The company had already suspended deliveries, halted new business, and started moving research and development work out of Russia because of the war. Finland-based Nokia is a leading manufacturer of telecommunications equipment used by Russian companies to provide internet and wireless services.
News of the departure closely followed a similar announcement on Monday by Ericsson, a Swedish rival. The departures could cause difficulties as Russia seeks to expand and maintain its telecommunications networks, which are built with equipment from both companies.
Last month, The New York Times reported on Nokia’s role in enabling its wireless networks to connect to a vast government surveillance device used by Russian intelligence. Documents have revealed that the company knew how its technology was used as part of the surveillance network, which human rights groups and European courts have criticized.

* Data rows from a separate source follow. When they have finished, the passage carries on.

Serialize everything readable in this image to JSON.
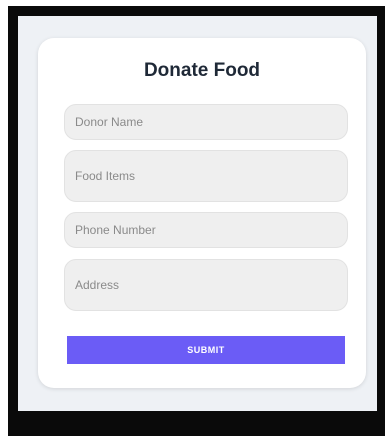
{
  "form": {
    "title": "Donate Food",
    "fields": {
      "donor_name_placeholder": "Donor Name",
      "food_items_placeholder": "Food Items",
      "phone_placeholder": "Phone Number",
      "address_placeholder": "Address"
    },
    "submit_label": "SUBMIT"
  },
  "colors": {
    "accent": "#6b5cf6",
    "background": "#eef1f5",
    "card": "#ffffff"
  }
}
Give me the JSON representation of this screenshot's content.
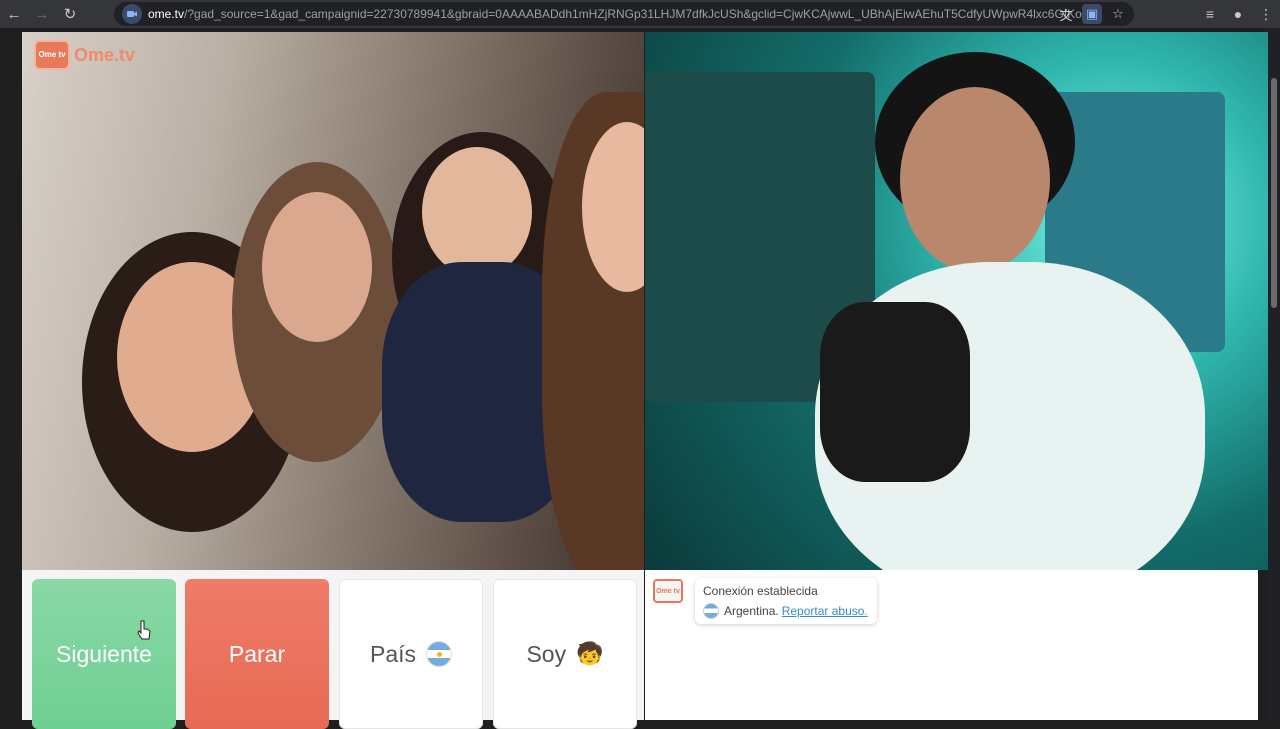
{
  "browser": {
    "url_host": "ome.tv",
    "url_rest": "/?gad_source=1&gad_campaignid=22730789941&gbraid=0AAAABADdh1mHZjRNGp31LHJM7dfkJcUSh&gclid=CjwKCAjwwL_UBhAjEiwAEhuT5CdfyUWpwR4lxc6GIKocfETtyveqhDJG94jDZ...",
    "icons": [
      "back-icon",
      "forward-icon",
      "reload-icon",
      "site-info-icon",
      "translate-icon",
      "cast-icon",
      "star-icon",
      "media-icon",
      "profile-icon",
      "menu-icon"
    ]
  },
  "brand": {
    "logo_badge": "Ome tv",
    "logo_text": "Ome.tv",
    "accent": "#e8795b"
  },
  "controls": {
    "next_label": "Siguiente",
    "stop_label": "Parar",
    "country_label": "País",
    "iam_label": "Soy",
    "iam_emoji": "🧒",
    "next_color": "#77d39a",
    "stop_color": "#ea735e"
  },
  "chat": {
    "avatar_badge": "Ome tv",
    "status": "Conexión establecida",
    "country": "Argentina.",
    "report_link": "Reportar abuso."
  }
}
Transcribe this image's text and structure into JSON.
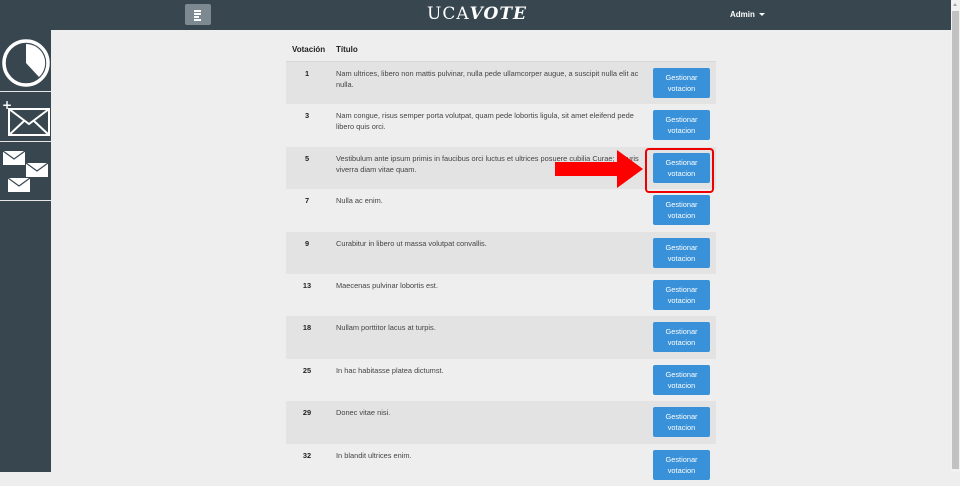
{
  "header": {
    "brand_prefix": "UCA",
    "brand_suffix": "VOTE",
    "user_menu_label": "Admin"
  },
  "sidebar": {
    "items": [
      {
        "icon": "clock-icon"
      },
      {
        "icon": "new-mail-icon"
      },
      {
        "icon": "multiple-mail-icon"
      }
    ]
  },
  "table": {
    "headers": {
      "votacion": "Votación",
      "titulo": "Título"
    },
    "button_label_line1": "Gestionar",
    "button_label_line2": "votacion",
    "rows": [
      {
        "id": "1",
        "title": "Nam ultrices, libero non mattis pulvinar, nulla pede ullamcorper augue, a suscipit nulla elit ac nulla."
      },
      {
        "id": "3",
        "title": "Nam congue, risus semper porta volutpat, quam pede lobortis ligula, sit amet eleifend pede libero quis orci."
      },
      {
        "id": "5",
        "title": "Vestibulum ante ipsum primis in faucibus orci luctus et ultrices posuere cubilia Curae; Mauris viverra diam vitae quam."
      },
      {
        "id": "7",
        "title": "Nulla ac enim."
      },
      {
        "id": "9",
        "title": "Curabitur in libero ut massa volutpat convallis."
      },
      {
        "id": "13",
        "title": "Maecenas pulvinar lobortis est."
      },
      {
        "id": "18",
        "title": "Nullam porttitor lacus at turpis."
      },
      {
        "id": "25",
        "title": "In hac habitasse platea dictumst."
      },
      {
        "id": "29",
        "title": "Donec vitae nisi."
      },
      {
        "id": "32",
        "title": "In blandit ultrices enim."
      }
    ]
  },
  "annotation": {
    "highlighted_row": "5",
    "color": "#e00000"
  },
  "colors": {
    "topbar": "#38474f",
    "button": "#3891d9"
  }
}
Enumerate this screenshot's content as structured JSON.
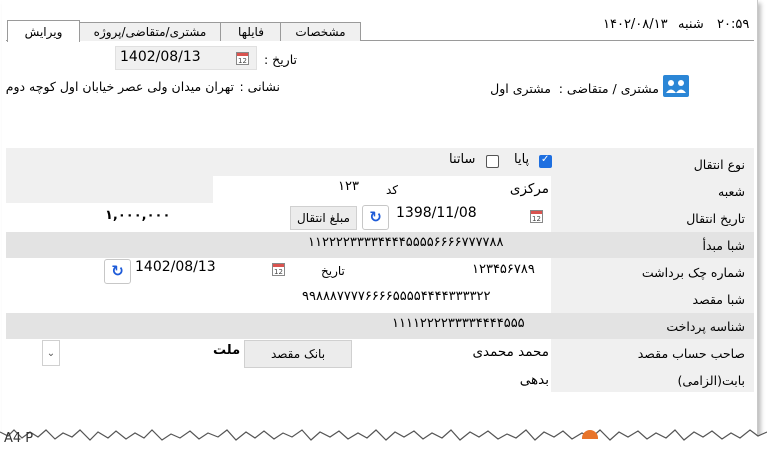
{
  "status_bar": {
    "time": "۲۰:۵۹",
    "day": "شنبه",
    "date": "۱۴۰۲/۰۸/۱۳"
  },
  "tabs": [
    {
      "label": "ویرایش",
      "active": true
    },
    {
      "label": "مشتری/متقاضی/پروژه",
      "active": false
    },
    {
      "label": "فایلها",
      "active": false
    },
    {
      "label": "مشخصات",
      "active": false
    }
  ],
  "header": {
    "date_label": "تاریخ :",
    "date_value": "1402/08/13",
    "customer_label": "مشتری / متقاضی :",
    "customer_value": "مشتری اول",
    "address_label": "نشانی :",
    "address_value": "تهران میدان ولی عصر خیابان اول کوچه دوم"
  },
  "form": {
    "transfer_type": {
      "label": "نوع انتقال",
      "options": [
        {
          "label": "پایا",
          "checked": true
        },
        {
          "label": "ساتنا",
          "checked": false
        }
      ]
    },
    "branch": {
      "label": "شعبه",
      "value": "مرکزی",
      "code_label": "کد",
      "code_value": "۱۲۳"
    },
    "transfer_date": {
      "label": "تاریخ انتقال",
      "value": "1398/11/08",
      "amount_label": "مبلغ انتقال",
      "amount_value": "۱,۰۰۰,۰۰۰"
    },
    "source_sheba": {
      "label": "شبا مبدأ",
      "value": "۱۱۲۲۲۲۳۳۳۳۴۴۴۴۵۵۵۵۶۶۶۶۷۷۷۷۸۸"
    },
    "check_number": {
      "label": "شماره چک برداشت",
      "value": "۱۲۳۴۵۶۷۸۹",
      "date_label": "تاریخ",
      "date_value": "1402/08/13"
    },
    "dest_sheba": {
      "label": "شبا مقصد",
      "value": "۹۹۸۸۸۷۷۷۷۶۶۶۶۵۵۵۵۴۴۴۴۳۳۳۳۲۲"
    },
    "payment_id": {
      "label": "شناسه پرداخت",
      "value": "۱۱۱۱۲۲۲۲۳۳۳۳۴۴۴۴۵۵۵"
    },
    "dest_owner": {
      "label": "صاحب حساب مقصد",
      "value": "محمد محمدی",
      "bank_label": "بانک مقصد",
      "bank_value": "ملت"
    },
    "reason": {
      "label": "بابت(الزامی)",
      "value": "بدهی"
    }
  },
  "footer": {
    "partial_text": "A4 P"
  }
}
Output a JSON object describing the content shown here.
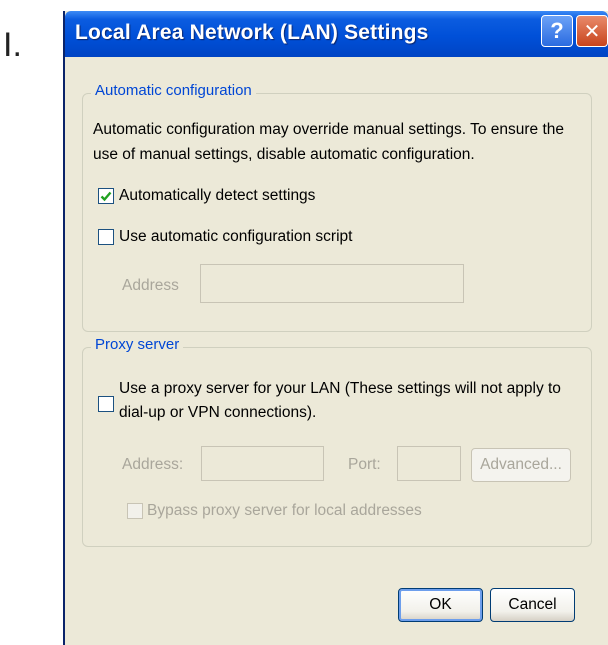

Nokia has denied any wrongdoing.
On Tuesday, Nokia said it was concerned about deteriorating internet access in Russia as independent news sources became harder to find inside the country. Nokia said it was seeking licenses in line with Western sanctions to maintain existing networks.
The two Nordic companies’ biggest telecommunications rival, Chinese giant Huawei, has not said whether it will continue to operate in Russia. Rebuffed by the United States in recent years, it has devoted resources to research and development there.
Huawei is expected to gain a large chunk of the market after the departures of Ericsson and Nokia, but analysts have warned that new sanctions against Russia could limit its ability to work in the country.